Symphony’s Season Finale Has Native American Theme

'Scenes from Indian Country' by Curtis Cacioppo is one of the pieces the UConn Symphony Orchestra will perform on April 30.

Director Harvey Felder conducts students from the UConn Symphony Orchestra as they rehearse in von der Mehden Recital Hall on Feb. 16, 2013. (Ariel Dowski/UConn Photo)

Director Harvey Felder conducts students from the UConn Symphony Orchestra as they rehearse in von der Mehden Recital Hall on Feb. 16, 2013. (Ariel Dowski/UConn Photo)

Director Harvey Felder conducts the UConn Symphony Orchestra during a rehearsal in von der Mehden Recital Hall. (Ariel Dowski '14 (CLAS)/UConn File Photo)
Director of orchestral studies Harvey Felder conducts the UConn Symphony Orchestra during a rehearsal in von der Mehden Recital Hall. (Ariel Dowski ’14 (CLAS)/UConn File Photo)

This year’s final performance of the UConn Symphony Orchestra reunites two longtime friends, the composer Curtis Cacioppo and Harvey Felder, director of orchestral studies in the School of Fine Arts.

The program at 8 p.m. on April 30 at von der Mehden Recital Hall will include two movements from “Scenes from Indian Country,” which Cacioppo wrote when Felder commissioned a work for a Young People’s Concert with the Milwaukee Symphony Orchestra (MSO). Felder was the assistant conductor of the MSO in the early 1990s.

Composer Curtis Cacioppo. (Renato D'Agostin Photo)
Composer Curtis Cacioppo. (Renato D’Agostin Photo)

Felder and Cacioppo first met when they were colleagues on the faculty of Haverford College, where today the composer and concert pianist is the Ruth Marshall Magill Professor of Music. Felder knew Cacioppo was interested in exploring the sounds of Native American music that were a part of his family heritage and requested a composition that would introduce both cultural and musical Native American elements to symphony orchestras and audiences.

“There are 27 states that have American Indian names. You think of cities and rivers, all these resonances. That was the catalyst,” says Cacioppo, who grew up in northern Ohio. “My interest in the music just grew and I became acquainted with the power of the Northern Plains style of Native American singing. I found it so compelling.”

Cacioppo says his interest in Native American music continued to grow after meeting the noted ethnomusicologist David McAllester, who pioneered the field through his study of Navajo and Comanche music while at Wesleyan University. Cacioppo continues to teach classes at Haverford in Native American Music and Belief, which also involves social justice issues. “It’s a big part of my life,” he adds.

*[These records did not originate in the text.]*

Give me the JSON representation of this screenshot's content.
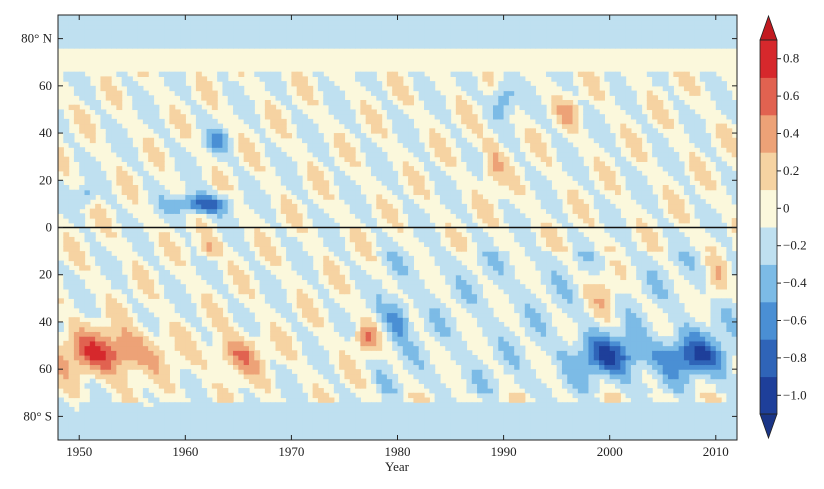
{
  "chart_data": {
    "type": "heatmap",
    "title": "",
    "xlabel": "Year",
    "ylabel": "",
    "xlim": [
      1948,
      2012
    ],
    "ylim": [
      -90,
      90
    ],
    "x_ticks": [
      1950,
      1960,
      1970,
      1980,
      1990,
      2000,
      2010
    ],
    "x_tick_labels": [
      "1950",
      "1960",
      "1970",
      "1980",
      "1990",
      "2000",
      "2010"
    ],
    "y_ticks": [
      80,
      60,
      40,
      20,
      0,
      -20,
      -40,
      -60,
      -80
    ],
    "y_tick_labels": [
      "80° N",
      "60",
      "40",
      "20",
      "0",
      "20",
      "40",
      "60",
      "80° S"
    ],
    "zero_line_latitude": 0,
    "colorbar": {
      "ticks": [
        0.8,
        0.6,
        0.4,
        0.2,
        0,
        -0.2,
        -0.4,
        -0.6,
        -0.8,
        -1.0
      ],
      "tick_labels": [
        "0.8",
        "0.6",
        "0.4",
        "0.2",
        "0",
        "−0.2",
        "−0.4",
        "−0.6",
        "−0.8",
        "−1.0"
      ],
      "range": [
        -1.1,
        0.9
      ],
      "extend": "both"
    },
    "contour_levels": [
      -1.1,
      -0.9,
      -0.7,
      -0.5,
      -0.3,
      -0.1,
      0.1,
      0.3,
      0.5,
      0.7,
      0.9
    ],
    "level_colors": [
      "#1e3f9a",
      "#2f64b8",
      "#4a8fd4",
      "#7cbbe6",
      "#bfe0f0",
      "#fbf8dc",
      "#f6d3a2",
      "#eda277",
      "#e16250",
      "#d6282c"
    ],
    "features": [
      {
        "year_start": 1959,
        "year_end": 1964,
        "lat_min": 6,
        "lat_max": 14,
        "value": -0.8
      },
      {
        "year_start": 1948,
        "year_end": 1957,
        "lat_min": -62,
        "lat_max": -44,
        "value": 0.7
      },
      {
        "year_start": 1963,
        "year_end": 1967,
        "lat_min": -62,
        "lat_max": -46,
        "value": 0.5
      },
      {
        "year_start": 1976,
        "year_end": 1978,
        "lat_min": -52,
        "lat_max": -42,
        "value": 0.5
      },
      {
        "year_start": 1961,
        "year_end": 1963,
        "lat_min": -12,
        "lat_max": -4,
        "value": 0.4
      },
      {
        "year_start": 1997,
        "year_end": 2003,
        "lat_min": -62,
        "lat_max": -46,
        "value": -0.7
      },
      {
        "year_start": 2005,
        "year_end": 2011,
        "lat_min": -62,
        "lat_max": -46,
        "value": -0.7
      },
      {
        "year_start": 1979,
        "year_end": 1981,
        "lat_min": -46,
        "lat_max": -30,
        "value": -0.5
      },
      {
        "year_start": 1989,
        "year_end": 1991,
        "lat_min": 48,
        "lat_max": 62,
        "value": -0.5
      },
      {
        "year_start": 1988,
        "year_end": 1990,
        "lat_min": 16,
        "lat_max": 36,
        "value": 0.3
      },
      {
        "year_start": 1995,
        "year_end": 1997,
        "lat_min": 44,
        "lat_max": 54,
        "value": 0.3
      },
      {
        "year_start": 1998,
        "year_end": 2001,
        "lat_min": -40,
        "lat_max": -16,
        "value": 0.3
      },
      {
        "year_start": 2009,
        "year_end": 2011,
        "lat_min": -32,
        "lat_max": -12,
        "value": 0.3
      },
      {
        "year_start": 1962,
        "year_end": 1964,
        "lat_min": 32,
        "lat_max": 42,
        "value": -0.4
      },
      {
        "year_start": 1950,
        "year_end": 1951,
        "lat_min": 10,
        "lat_max": 18,
        "value": -0.4
      }
    ]
  }
}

The selection Cacioppo wrote for Felder and the MSO was entitled “Invocation and Dance of the Mountain Gods.” After debuting the work in Milwaukee, Felder conducted it throughout the United States and internationally and it has always received very favorable audience responses. Cacicoppo has since expanded the work to include two other movements, “Raven Lance” and “Crying for Justice.”

Cacioppo says he knew at the time that he would add to the initial composition, creating “Scenes from Indian Country.” The UConn performance will include “Raven Lance” and “Invocation and Dance of the Mountain Gods.”

“It’s a piece I do every chance I get, not only at Young People’s Concerts but in the concert hall for subscription events,” Felder says. “As the listener will hear, the work captures the syncopated rhythms, sonic modalities, and spiritual essence associated with authentic Native American music. It’s all here. It’s a great piece.”

Felder adds that Cacioppo ‘s composing is influenced by his many years as a world-class concert pianist, saying, “his artistry and his musicianship are deep, powerful and profound and he takes these attributes to his compositions.”

Cacioppo says that as a young composer, he hoped to one day influence performers through his work.

“I thought that if someday I can write something and somebody plays it and it makes them a better player, I’ve done something worthwhile. That was an early goal,” he says.

Mezzo soprano Pamela Dellal.
Mezzo soprano Pamela Dellal.

The program will also include Tchaikovsky’s Symphony No. 5 in E minor, the Russian composer’s powerful “romantic” symphony that wrestles with issues of human vulnerability, self-doubt, and fate, and leads to a triumphant and life-affirming finale. Also on the program is “Les Nuits d’Été (Summer Nights),” a composition by the French composer Hector Berlioz. Felder says Berlioz offers a “beautifully orchestrated cycle of love songs” based on the poems of Theophile Gautier. The featured soloist will be mezzo-soprano Pamela Dellal.

Dellal has performed under noted conductors such as Seiji Ozawa, Christopher Hogwood, and Paul McCreesh in major cities throughout the United States and in Europe, Australia, and Japan. She also has been a featured artist with many opera companies, including the Red House Opera Group, Prism Opera Company, Opera Aperta, Ocean State Lyric Opera, New Boston Theatre Project, and the Opera Company of Boston.